A primeira tradição teve maior sucesso em definir os horizontes programáticos que, por sua vez, informaram os projetos de poder de partidos socialistas e trabalhistas desde o século XIX tanto na Europa, mas também fora dela. A grande contradição é que, nessa equação, produção e destruição compõem a mesma engrenagem e os interesses de capital e do trabalho, por assim dizer, acabam se revezando na operação dessa máquina que ora produz Chernobyl, ora produz Cubatão, Bhopal, Brumadinho e assim vai. Como sagazmente afirmava o mestre Antonio Bispo dos Santos, esquerda e direita, ao longo do século XX, disputaram para pilotar a locomotiva do desastre. Evidentemente essas ideias de “justiça” se fundaram na divisão subordinada e moderna entre o que é imaginado como “natureza” e o que seriam as “questões sociais” e essa cisão é fundamental para compreender também a produção de duas categorias centrais para a acomodação do mundo industrial/metropolitano: por um lado a construção de uma ideia de “bem-estar” e, por outro, a categoria de “pobreza”. A categoria de “pobreza” foi fundamental para a gestão da modernização porque ela, de um lado, empurrou um conjunto de coletividades e seus modos de vida para uma zona de existência residual, ultrapassada, insuficiente, e,  portanto, destinadas às práticas de tutela e “inclusão”. Por outro lado, ela ocultou as formas de violência e despossessão que iam degradando permanentemente esses modos de vida e suas autonomias. A cisão entre “questões sociais” e “questões ecológicas” também explica o afastamento do movimento ecológico dos movimentos socialistas ao longo do século XX  e as escassas elaborações sobre a evidente relação entre degradação ecológica e as formas de despossessão das comunidades humanas – degradação necessária para a disponibilização de uma mão de obra de baixíssimo custo. 

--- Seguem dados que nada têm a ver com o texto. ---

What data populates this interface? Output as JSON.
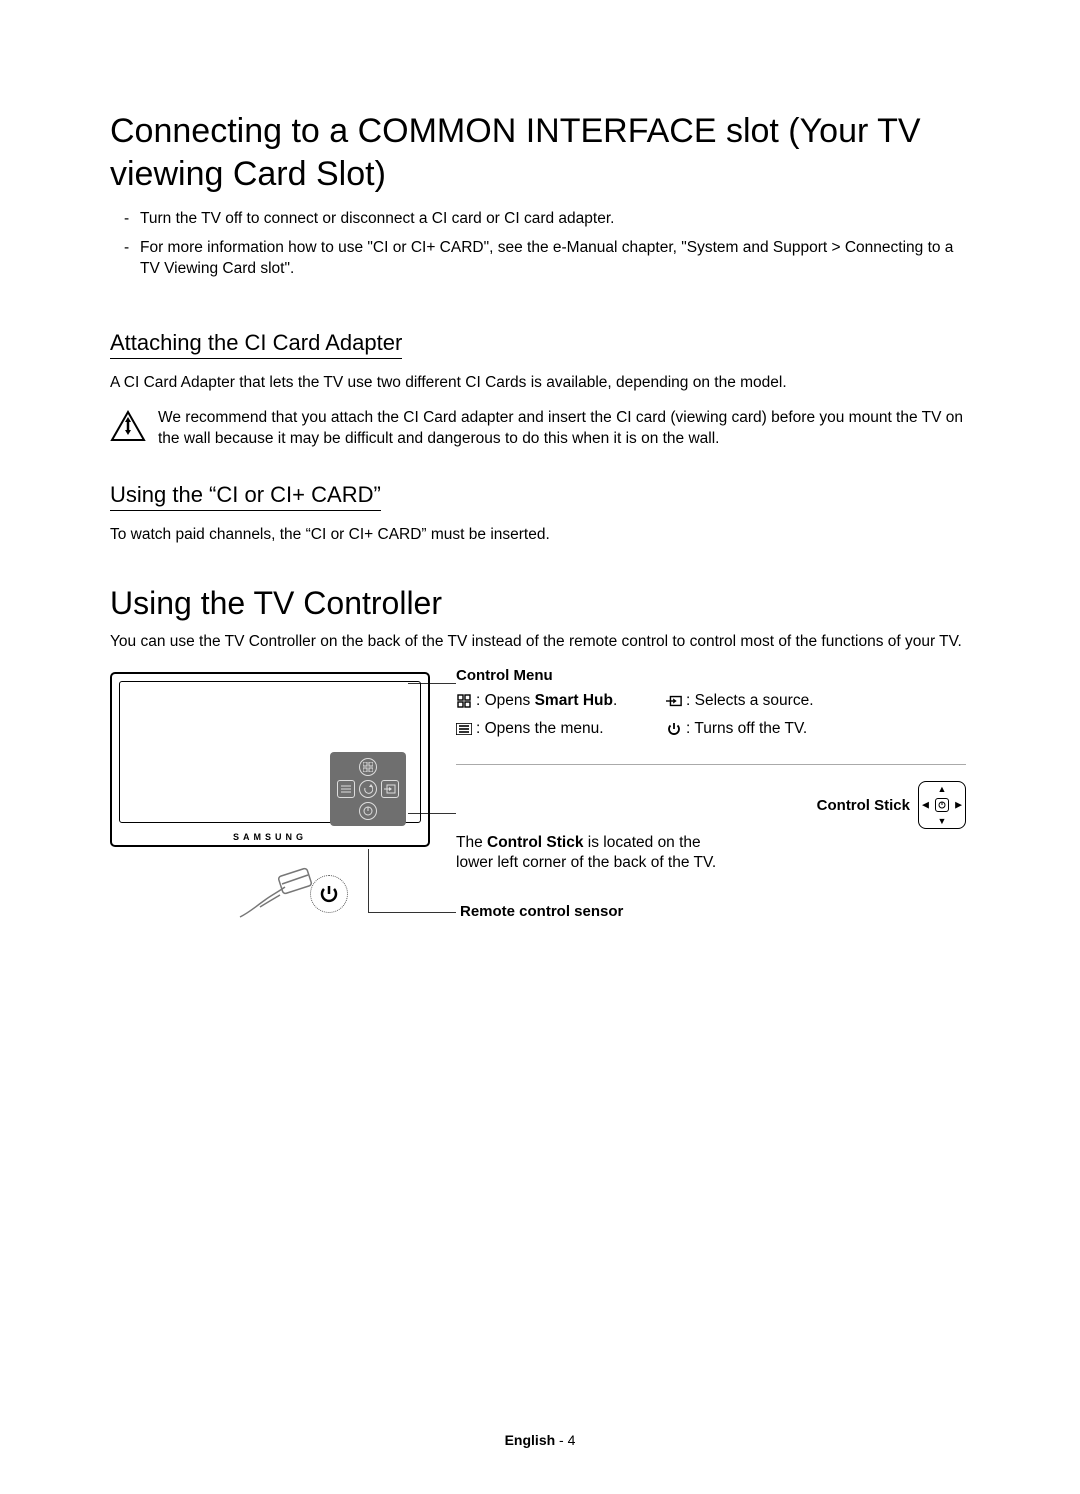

O sociólogo Ulrich Beck dizia já no final da década de 1980 que o “problema ambiental” emergente não era evidentemente um problema ecológico, mas um colapso da sociedade industrial e suas instituições nas suas formas de se relacionar com a biosfera e com a vida como um todo. Ele sugeria pensar então em uma “globalidade da contaminação”, mas também poderíamos falar em uma geopolítica da contaminação porque os termos políticos que dão forma às democracias contemporâneas e as elites políticas que as conduzem estão intimamente implicados nos combustíveis fósseis, nos circuitos financeiros da terra e do agronegócio em suas zonas de toxicidade, no extrativismo que sustenta a crescente demanda por minérios, na alta demanda energética e também no controle dos fluxos informacionais.  Como sintetiza Machado Aráoz, é a ação de ordenar o espaço – como ato de poder – que produz o funcionamento de uma hierarquização do espaço geográfico moderno cujo pilar tem a ver com o estabelecimento de “zonas de sacrifício/aprovisionamento” e centros de destino/acumulação.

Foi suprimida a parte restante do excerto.